How high is high? In the case of OEC Medical Systems (OXE), some stakeholders think the stock has yet to reach its full potential--although it has risen from 6 a share in early 1995 to more than 16 on Mar. 18. They argue that OEC is undervalued, considering the company's premier position in its field.
One major investor thinks OEC has "become too attractive and cheaply priced to remain independent for long." Management is believed to have rejected as too low a 15-a-share offer when the stock was trading at around 8. Before long, he says, another offer will come along from a major medical-device maker. In a buyout, he figures the stock is worth 30 a share. OEC posted record operating results in the fourth quarter last year and for all of 1996.

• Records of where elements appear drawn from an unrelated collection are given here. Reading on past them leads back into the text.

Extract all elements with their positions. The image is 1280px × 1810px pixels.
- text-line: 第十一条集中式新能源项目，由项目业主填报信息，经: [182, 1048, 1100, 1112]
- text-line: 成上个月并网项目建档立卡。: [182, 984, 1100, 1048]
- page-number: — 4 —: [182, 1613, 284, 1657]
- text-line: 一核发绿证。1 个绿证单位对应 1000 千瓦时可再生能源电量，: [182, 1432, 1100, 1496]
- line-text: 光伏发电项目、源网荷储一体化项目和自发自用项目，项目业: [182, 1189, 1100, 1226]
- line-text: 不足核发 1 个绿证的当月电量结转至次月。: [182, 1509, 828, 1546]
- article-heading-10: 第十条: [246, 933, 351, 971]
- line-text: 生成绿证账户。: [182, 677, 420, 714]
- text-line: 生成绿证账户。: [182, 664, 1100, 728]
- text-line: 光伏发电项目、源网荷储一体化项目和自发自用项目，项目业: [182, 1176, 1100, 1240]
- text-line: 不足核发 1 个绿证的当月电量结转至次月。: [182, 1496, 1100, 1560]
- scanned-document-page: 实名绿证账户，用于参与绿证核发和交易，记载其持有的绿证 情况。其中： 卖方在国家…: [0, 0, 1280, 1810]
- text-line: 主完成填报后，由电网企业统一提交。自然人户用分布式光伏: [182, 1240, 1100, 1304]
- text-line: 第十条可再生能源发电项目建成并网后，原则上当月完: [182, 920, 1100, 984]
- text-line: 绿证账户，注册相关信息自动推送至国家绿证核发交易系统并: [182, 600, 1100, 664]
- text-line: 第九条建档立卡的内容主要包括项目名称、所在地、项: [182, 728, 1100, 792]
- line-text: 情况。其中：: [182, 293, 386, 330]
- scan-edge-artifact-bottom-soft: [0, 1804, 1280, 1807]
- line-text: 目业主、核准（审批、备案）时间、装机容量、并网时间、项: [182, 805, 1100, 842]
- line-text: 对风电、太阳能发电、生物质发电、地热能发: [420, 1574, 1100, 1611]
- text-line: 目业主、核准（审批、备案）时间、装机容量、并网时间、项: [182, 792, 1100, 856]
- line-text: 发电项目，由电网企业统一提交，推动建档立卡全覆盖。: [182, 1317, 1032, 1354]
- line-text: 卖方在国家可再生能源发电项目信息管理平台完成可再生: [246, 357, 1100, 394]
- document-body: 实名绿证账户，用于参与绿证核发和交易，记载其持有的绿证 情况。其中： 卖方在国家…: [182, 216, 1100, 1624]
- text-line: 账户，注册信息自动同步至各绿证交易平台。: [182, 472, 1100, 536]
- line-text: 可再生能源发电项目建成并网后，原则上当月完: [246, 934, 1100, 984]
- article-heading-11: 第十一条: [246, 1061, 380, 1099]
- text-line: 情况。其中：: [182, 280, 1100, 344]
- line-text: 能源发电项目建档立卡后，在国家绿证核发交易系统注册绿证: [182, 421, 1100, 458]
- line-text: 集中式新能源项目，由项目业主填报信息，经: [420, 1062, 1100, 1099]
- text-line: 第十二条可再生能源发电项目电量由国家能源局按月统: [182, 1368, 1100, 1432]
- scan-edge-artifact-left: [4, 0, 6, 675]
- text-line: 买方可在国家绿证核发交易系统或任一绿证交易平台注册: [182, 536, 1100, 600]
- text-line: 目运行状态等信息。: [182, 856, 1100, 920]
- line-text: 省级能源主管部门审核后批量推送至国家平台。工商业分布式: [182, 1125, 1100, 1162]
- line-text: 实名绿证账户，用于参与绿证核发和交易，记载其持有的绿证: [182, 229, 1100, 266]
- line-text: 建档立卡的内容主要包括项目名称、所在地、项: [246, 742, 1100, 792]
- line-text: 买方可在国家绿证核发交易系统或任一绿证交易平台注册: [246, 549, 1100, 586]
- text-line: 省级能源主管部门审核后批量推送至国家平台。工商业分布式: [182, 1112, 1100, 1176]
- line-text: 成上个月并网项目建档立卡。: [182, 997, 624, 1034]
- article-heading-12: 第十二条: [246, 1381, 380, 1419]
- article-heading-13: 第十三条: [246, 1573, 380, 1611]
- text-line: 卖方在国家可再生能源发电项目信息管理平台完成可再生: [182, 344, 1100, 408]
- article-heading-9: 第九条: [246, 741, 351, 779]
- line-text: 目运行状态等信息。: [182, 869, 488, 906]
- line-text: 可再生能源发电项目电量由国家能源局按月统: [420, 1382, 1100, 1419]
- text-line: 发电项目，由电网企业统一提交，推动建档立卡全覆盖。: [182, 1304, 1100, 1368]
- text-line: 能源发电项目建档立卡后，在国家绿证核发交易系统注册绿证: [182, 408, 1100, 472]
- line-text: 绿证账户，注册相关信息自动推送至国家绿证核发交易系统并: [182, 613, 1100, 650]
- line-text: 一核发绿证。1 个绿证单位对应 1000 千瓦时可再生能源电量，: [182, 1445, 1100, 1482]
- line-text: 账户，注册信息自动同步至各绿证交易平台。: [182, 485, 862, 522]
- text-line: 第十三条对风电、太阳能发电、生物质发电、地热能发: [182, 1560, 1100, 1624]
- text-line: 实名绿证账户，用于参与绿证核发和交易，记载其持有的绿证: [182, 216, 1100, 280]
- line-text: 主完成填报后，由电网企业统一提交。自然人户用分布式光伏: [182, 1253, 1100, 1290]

OEC makes computer-based medical instruments, primarily X-ray imaging systems. In greatest demand is the Series 9600 cardiac fluoroscopic mobile imager, used to guide the placement of catheters and to perform coronary angiography--to confirm procedural results while a patient is still in the operating room.
The recent surge in minimally invasive cardiac surgery has created a huge demand for mobile X-ray systems. "OEC will be a primary beneficiary--with the two exclusive agreements it has just signed with CardioThoracic Systems and Heartport," says Fred Toney, an analyst at Pacific Growth Equities, a San Francisco investment firm.
CardioThoracic and Heartport are the leaders in such techniques. OEC will equip the two companies' training sites for surgical bypass worldwide with its imaging system. The company's "momentum in the cardiology-imaging market, solid growth of more than 20% on the top and bottom lines, and strong market share of 50% in the U.S. and 15% internationally make OEC a compelling investment," says Toney. Based solely on fundamentals, he thinks the stock should hit 27 in a year.